Воцарилось молчание.
Фолько д’Акорси прочистил горло.
– Если это имеет какое-то значение, синьора, я питаю глубокое уважение к синьору Черре после нашего знакомства несколько лет назад, когда он был еще очень молод.
Ления открыла рот; Рафел почти услышал те едкие слова, которые она готовилась произнести. Она вздохнула. А когда заговорила, то сказала только:
– Возможно, я была несправедлива к людям, которые беспокоились о моем благополучии. Я к этому не привыкла.
Рафел рискнул и сказал:
– Это глубоко меня ранит.
Она взглянула на него, и он увидел, как наконец-то меняется ее лицо, как в ней просыпается веселость. И молча возблагодарил обе луны. А потом понял, что не только не хочет, чтобы она сердилась на него, – он не хочет, чтобы она печалилась.

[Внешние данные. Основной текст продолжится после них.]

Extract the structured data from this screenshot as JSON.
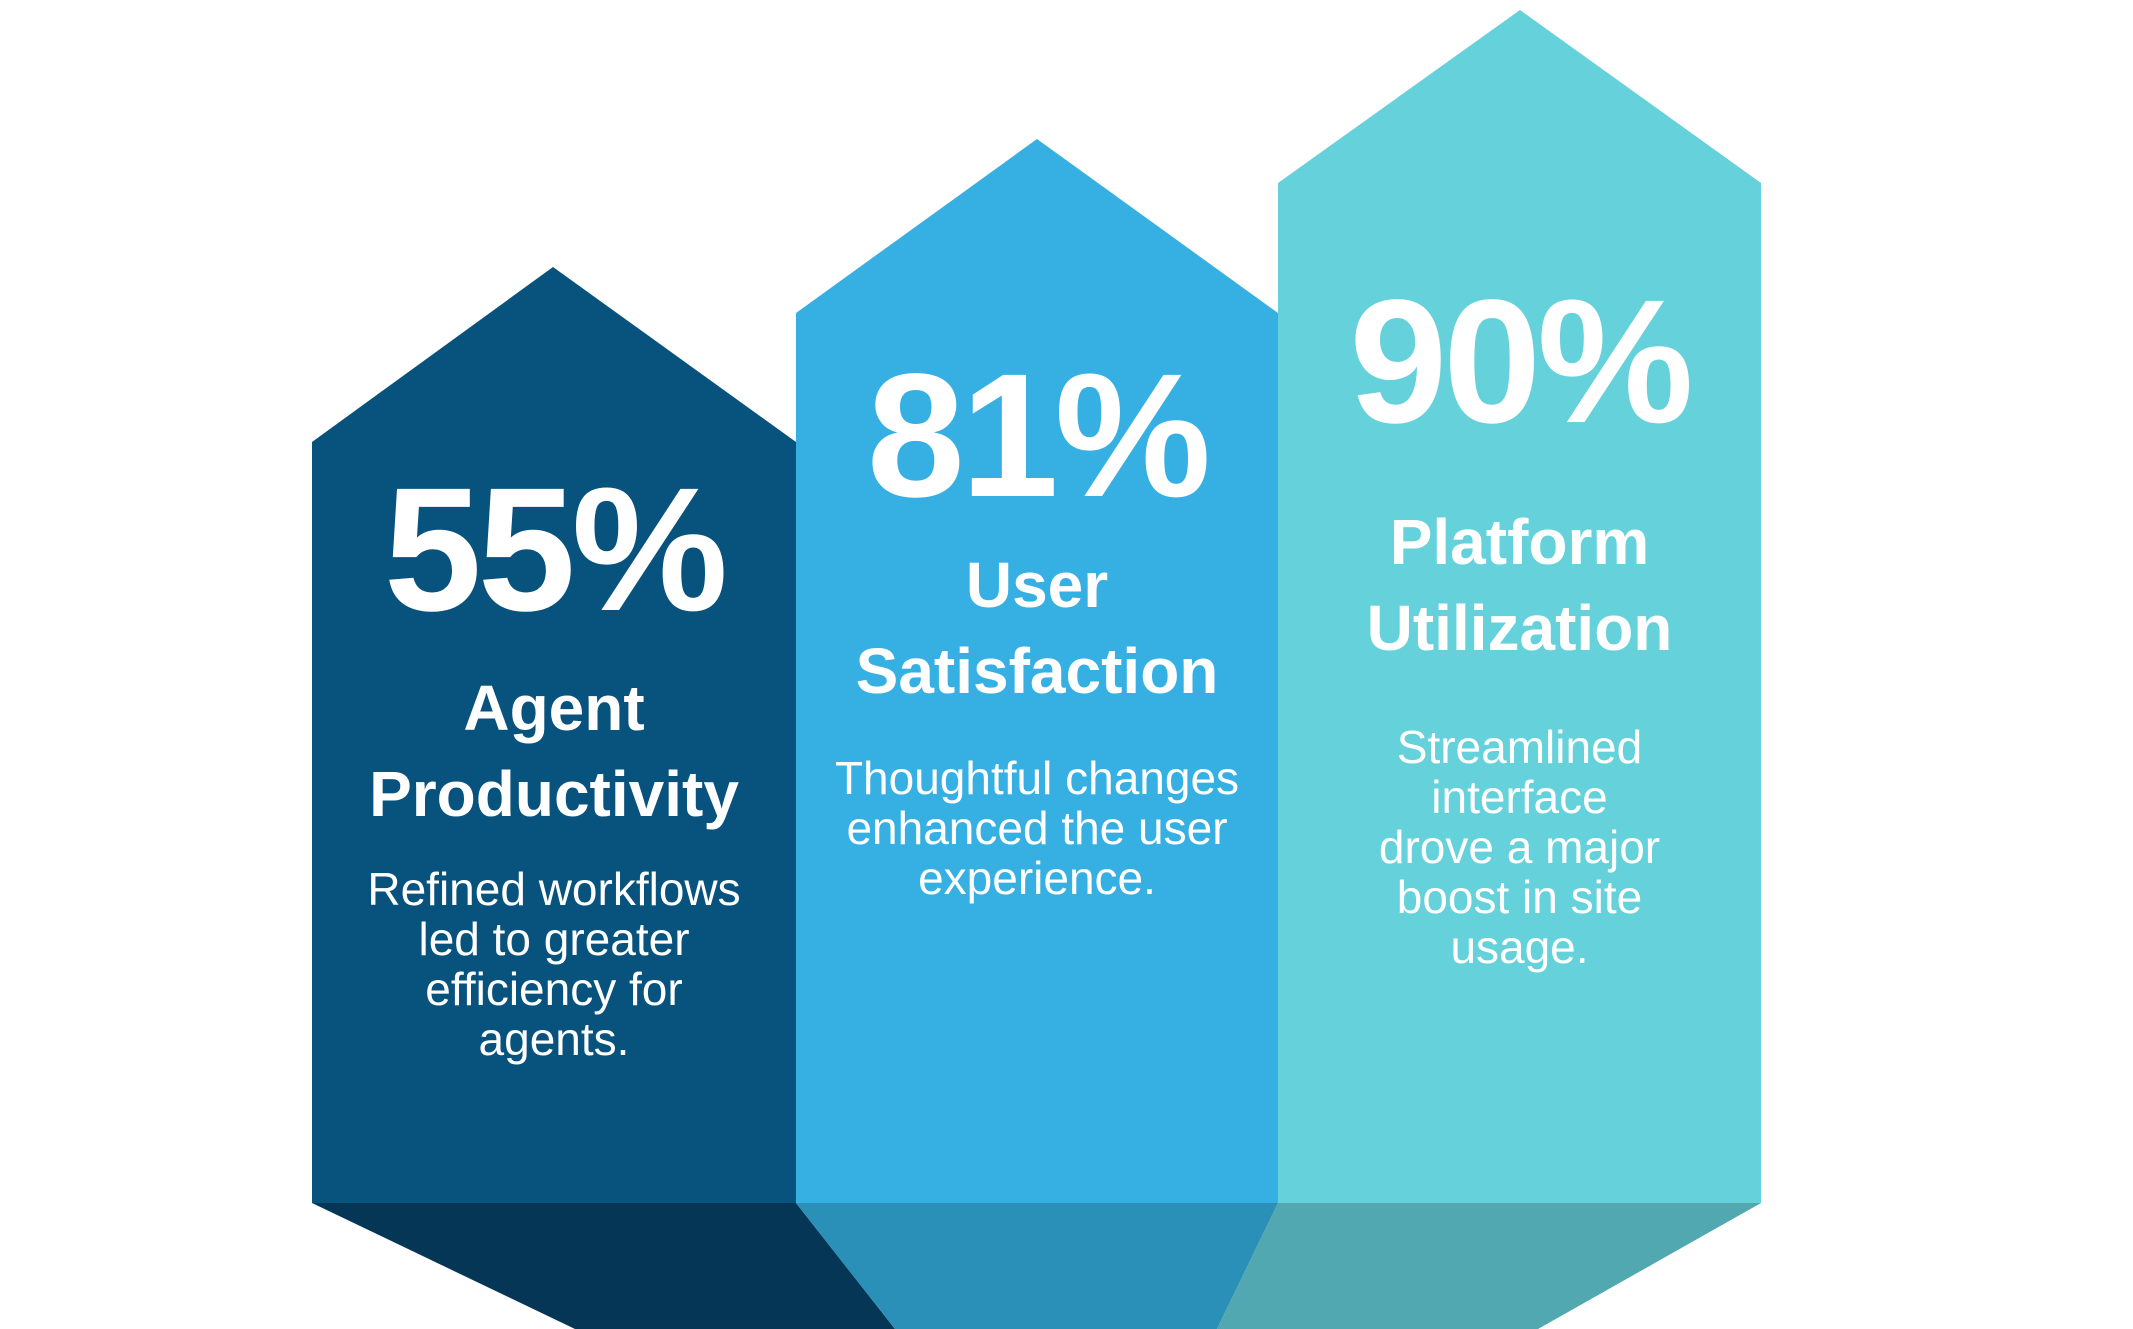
{
  "colors": {
    "background": "#ffffff",
    "text": "#ffffff"
  },
  "pillars": [
    {
      "percent": "55%",
      "title": "Agent\nProductivity",
      "description": "Refined workflows\nled to greater\nefficiency for\nagents.",
      "color": "#08527E",
      "shadow_color": "#063655"
    },
    {
      "percent": "81%",
      "title": "User\nSatisfaction",
      "description": "Thoughtful changes\nenhanced the user\nexperience.",
      "color": "#36B0E3",
      "shadow_color": "#2B90B8"
    },
    {
      "percent": "90%",
      "title": "Platform\nUtilization",
      "description": "Streamlined\ninterface\ndrove a major\nboost in site\nusage.",
      "color": "#65D1DB",
      "shadow_color": "#52A8B0"
    }
  ]
}
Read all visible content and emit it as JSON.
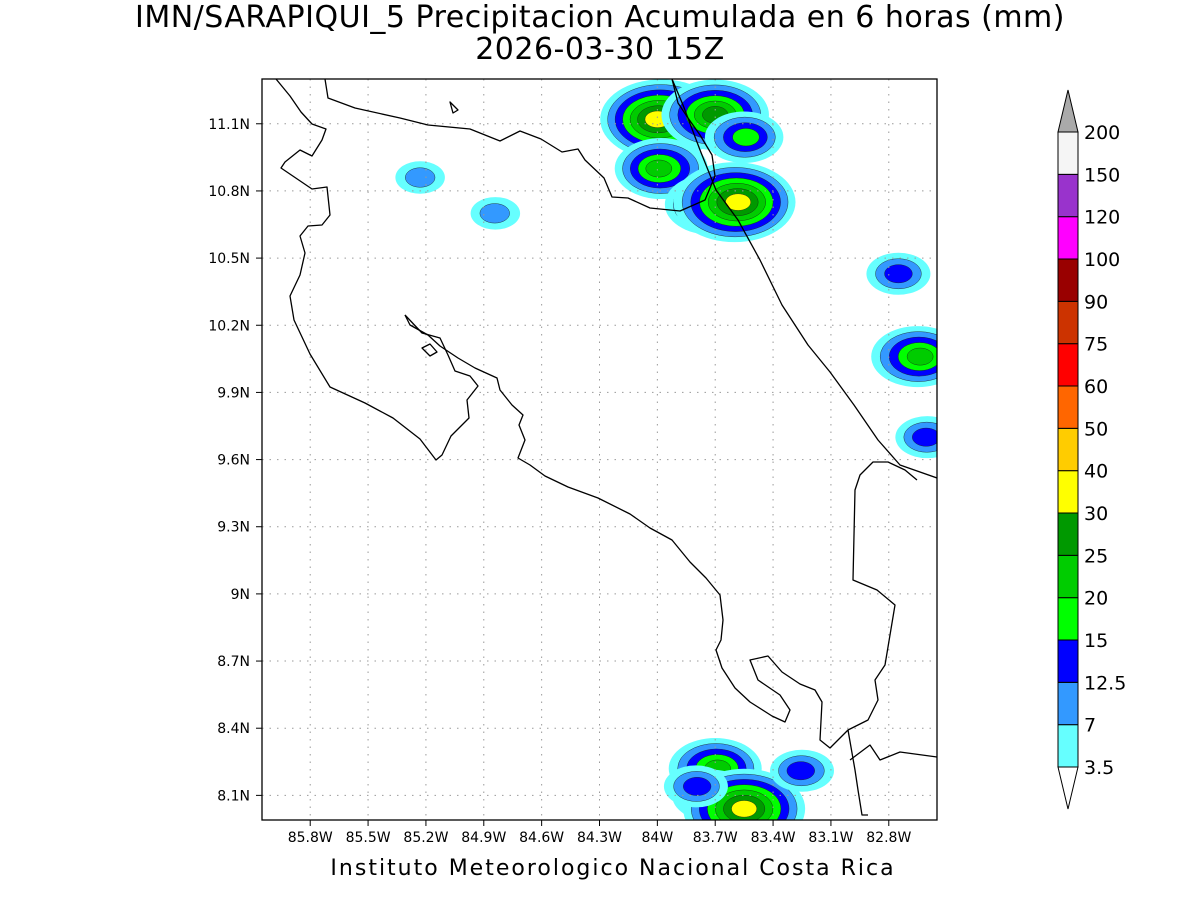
{
  "title": {
    "line1": "IMN/SARAPIQUI_5 Precipitacion Acumulada en 6 horas (mm)",
    "line2": "2026-03-30 15Z"
  },
  "map": {
    "lon_range": [
      -86.05,
      -82.55
    ],
    "lat_range": [
      7.99,
      11.3
    ],
    "lat_ticks": [
      {
        "value": 11.1,
        "label": "11.1N"
      },
      {
        "value": 10.8,
        "label": "10.8N"
      },
      {
        "value": 10.5,
        "label": "10.5N"
      },
      {
        "value": 10.2,
        "label": "10.2N"
      },
      {
        "value": 9.9,
        "label": "9.9N"
      },
      {
        "value": 9.6,
        "label": "9.6N"
      },
      {
        "value": 9.3,
        "label": "9.3N"
      },
      {
        "value": 9.0,
        "label": "9N"
      },
      {
        "value": 8.7,
        "label": "8.7N"
      },
      {
        "value": 8.4,
        "label": "8.4N"
      },
      {
        "value": 8.1,
        "label": "8.1N"
      }
    ],
    "lon_ticks": [
      {
        "value": -85.8,
        "label": "85.8W"
      },
      {
        "value": -85.5,
        "label": "85.5W"
      },
      {
        "value": -85.2,
        "label": "85.2W"
      },
      {
        "value": -84.9,
        "label": "84.9W"
      },
      {
        "value": -84.6,
        "label": "84.6W"
      },
      {
        "value": -84.3,
        "label": "84.3W"
      },
      {
        "value": -84.0,
        "label": "84W"
      },
      {
        "value": -83.7,
        "label": "83.7W"
      },
      {
        "value": -83.4,
        "label": "83.4W"
      },
      {
        "value": -83.1,
        "label": "83.1W"
      },
      {
        "value": -82.8,
        "label": "82.8W"
      }
    ],
    "grid": "dotted",
    "colors": {
      "coast": "#000000",
      "grid": "#9a9a9a"
    }
  },
  "colorbar": {
    "levels": [
      {
        "label": "3.5",
        "color": "#66ffff"
      },
      {
        "label": "7",
        "color": "#3399ff"
      },
      {
        "label": "12.5",
        "color": "#0000ff"
      },
      {
        "label": "15",
        "color": "#00ff00"
      },
      {
        "label": "20",
        "color": "#00cc00"
      },
      {
        "label": "25",
        "color": "#009900"
      },
      {
        "label": "30",
        "color": "#ffff00"
      },
      {
        "label": "40",
        "color": "#ffcc00"
      },
      {
        "label": "50",
        "color": "#ff6600"
      },
      {
        "label": "60",
        "color": "#ff0000"
      },
      {
        "label": "75",
        "color": "#cc3300"
      },
      {
        "label": "90",
        "color": "#990000"
      },
      {
        "label": "100",
        "color": "#ff00ff"
      },
      {
        "label": "120",
        "color": "#9933cc"
      },
      {
        "label": "150",
        "color": "#f5f5f5"
      },
      {
        "label": "200",
        "color": "#aaaaaa"
      }
    ]
  },
  "precip_cells": [
    {
      "lon": -83.98,
      "lat": 11.12,
      "peak": "30"
    },
    {
      "lon": -83.7,
      "lat": 11.14,
      "peak": "25"
    },
    {
      "lon": -83.55,
      "lat": 11.04,
      "peak": "15"
    },
    {
      "lon": -83.98,
      "lat": 10.9,
      "peak": "20"
    },
    {
      "lon": -83.72,
      "lat": 10.74,
      "peak": "20"
    },
    {
      "lon": -83.6,
      "lat": 10.75,
      "peak": "30"
    },
    {
      "lon": -84.84,
      "lat": 10.7,
      "peak": "7"
    },
    {
      "lon": -85.23,
      "lat": 10.86,
      "peak": "7"
    },
    {
      "lon": -82.65,
      "lat": 10.06,
      "peak": "20"
    },
    {
      "lon": -82.6,
      "lat": 9.7,
      "peak": "12.5"
    },
    {
      "lon": -82.75,
      "lat": 10.43,
      "peak": "12.5"
    },
    {
      "lon": -83.7,
      "lat": 8.22,
      "peak": "20"
    },
    {
      "lon": -83.72,
      "lat": 8.1,
      "peak": "15"
    },
    {
      "lon": -83.55,
      "lat": 8.04,
      "peak": "30"
    },
    {
      "lon": -83.8,
      "lat": 8.14,
      "peak": "12.5"
    },
    {
      "lon": -83.25,
      "lat": 8.21,
      "peak": "12.5"
    }
  ],
  "footer": "Instituto Meteorologico Nacional Costa Rica"
}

– Это все равно было самонадеянно с моей стороны, – сказал Черра. – Но я рад, что получил прощение. Если я его получил. Я действовал из благих побуждений, да. И еще… – Он заколебался.
У Рафела при взгляде на него вдруг возникло плохое предчувствие.
– И еще? – тихо спросила Ления.
Гвиданио Черра опустил глаза, потом снова поднял их на нее.
– Я позволил себе еще одну вольность.
– Вы из тех людей, которые их себе позволяют? – спросила она, голос ее снова стал холодным.
– Нет, – ответил он. – Обычно нет.
– Но вы поступили так со мной?
– Ради вас, как я думал, синьора.
– Ради меня. Что дало вам на это право, синьор?
Рафел обнаружил, что опять затаил дыхание.
– Не могу точно сказать, – ответил Черра. – Возможно, я сейчас немного не в себе. Вне моей обычной жизни.
– Это должно было сделать вас совершенно равнодушным к человеку, с которым вы поговорили несколько минут сегодня утром.
Он слегка улыбнулся:
– Должно было.
– Так расскажите нам, приятель, и идите домой, к дочери, – сказал Фолько.
Черра смотрел на Лению, будто ждал ее разрешения. Через секунду она кивнула.
Рафелу все еще было трудно дышать. Он не мог бы объяснить почему. Ночь, туман. Так много перемен, так быстро. Но ты человек рассудка и расчета, напомнил он себе, не поддающийся дурным предчувствиям.
– Сегодня днем я расспросил людей, которые могли бы знать. Насчет… насчет того человека с вашей фамилией в Бискио.
«Проклятие!» – подумал Рафел бен Натан.
Ления не знала точно, почему кивнула Черре, разрешив ему продолжать. Может, из-за усталости? Но она, как ни странно, не была против того, что в комнате присутствует д’Акорси и слышит то, о чем они говорят. Он ее не смущал.
Тем не менее она по-прежнему не считала, что кто-то из находящихся здесь мужчин – может быть, вообще хоть кто-то из мужчин – поймет ее в полной мере. Или хотя бы в основном.
Гвиданио Черра продолжил:
– История его жизни покрыта тайной, но три человека, которые каждый год ездят в Бискио на скачки, рассказали мне, что он был лучшим наездником много лет, с самого юного возраста. Много раз побеждал. Прославился. И… и он родом с юга, синьора. Это всем известно.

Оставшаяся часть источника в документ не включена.